Two weeks into earnings season and 14% of the S&P 500 companies have reported their Q2 2024 results and, so far, 80% of them have exceeded earnings expectations(62% beat on Revenues) AND, going by this small sample, the S&P is on track for earnings growth of 10.1% year-over-year! This is a significant improvement from earlier projections. Of course, it’s important to note that while the Magnificent 7 Seven continue to play a significant role in earnings growth, other sectors are also beginning to contribute BUT let’s not kid ourselves – it’s still a Mag, Mag, Mag World:
As we move into the peak weeks of earnings season (July 22 – August 16), we’ll get a clearer picture of the overall corporate earnings landscape. Key reports from various sectors in the coming weeks will provide crucial insights into the broader health of Corporate America but, so far, these are the early trends:
-
- Banking Sector Performance:
Major banks like JPMorgan Chase, Wells Fargo, and Citigroup reported strong earnings in mid-July, beating expectations. This suggests the banking sector is showing resilience despite concerns earlier in the year about regional bank stability. - Technology Sector:
Tech giants have shown mixed results. While some companies like Microsoft and Alphabet (Google) are expected to post better-than-expected earnings, others like Netflix saw subscriber growth slow down slightly compared to previous quarters. The semiconductor industry, represented by companies like TSM, showed signs of recovery after a challenging 2023. - Consumer Goods:
Companies like Coca-Cola and Procter & Gamble reported solid earnings, indicating that consumer spending remains robust despite inflationary pressures. However, there are signs of consumers becoming more price-sensitive and shifting towards private label products in some categories. - Healthcare:
Pharmaceutical companies and health insurers generally reported positive results, with companies like UnitedHealth Group and Johnson & Johnson beating estimates. This sector continues to show stability and growth. - Industrial Sector:
Mixed results so far, with some beating expectations while others showed signs of slowing demand in certain markets. Supply chain issues seem to be largely resolved, but there are concerns about potential impacts from global economic slowdowns. - Energy:
Oil majors like ExxonMobil and Chevron are expected to report lower profits compared to the record highs of 2023, mainly due to lower oil and gas prices (and oil is back below $80 this week). However, earnings still generally beat analyst expectations.
- Banking Sector Performance:
Overall, we’re seeing that cost-cutting measures implemented in 2023 are showing positive impacts on margins for many companies but they are still generally cautious in their forward guidance, citing economic uncertainties and geopolitical tensions and the impact of AI and automation is becoming a more common topic in earnings calls, with many companies discussing investments in these areas.
It’s still early innings for the Q2 2024 Earnings Season, and these trends will evolve as more companies report in the coming weeks. We’ll continue to monitor and update our analysis as more data becomes available and we’ll also hopefully be able to start making a few predictions – once we have enough evidence to extrapolate with some degree of confidence.

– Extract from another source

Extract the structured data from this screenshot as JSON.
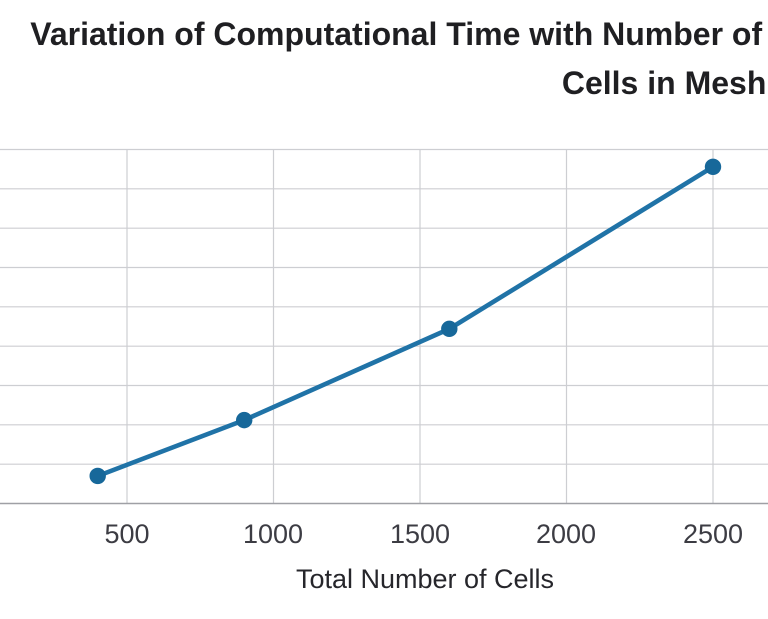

Also at issue is that Companies that have reported positive earnings surprises for Q2 have seen an average price increase of just 0.3% vs a 5-year average of 1% – which does indicate that positive surprises are already baked into these record-high market prices. Companies that have reported negative earnings surprises have seen an average price decrease of -1.7% and that is more than 5x 0.3% so 4 beats for every 1 miss (80%) is not going to be enough to drive the indexes higher – is it?
As you can see from the weekly S&P 500 chart, we’re still dangerously high on RSI (over 70 almost always ends up n a correction) and, more importantly, we’re dangerously high compared to last year, when the S&P was around 4,000 and now testing the 5,600 line is 40% higher with just 10.1% better earnings??? That doesn’t seem very sustainable, does it?
Here’s a couple of early predictions by Boaty (our resident AGI):
Potential Big Beats:
-
- Alphabet (GOOGL) – Reporting this evening.
With their computing and AI initiatives, coupled with a rebound in digital advertising spending, could lead to a beat. The recent upgrade of Snap by Morgan Stanley suggests improving sentiment in the digital advertising space.
-
- Microsoft (MSFT) – Reporting on July 30
Rationale: Continued growth in cloud services (Azure) and AI integration across products could drive strong results. The company’s recent AI investments and partnerships may start showing returns. - Tesla (TSLA) – Reporting this evening.
Rationale: Despite recent price cuts, increased production capacity and growing demand in key markets like China could lead to better-than-expected results.
- Microsoft (MSFT) – Reporting on July 30
Potential Misses or Challenges:
-
- Intel (INTC) – Reporting on Aug 1
Rationale: Ongoing challenges in the PC market and fierce competition in the data center segment from AMD could pressure results. - American Airlines (AAL) – Reporting on July 25
Rationale: Recent downgrade by Bernstein to Market Perform suggests potential headwinds. Higher fuel costs and operational challenges might impact earnings negatively.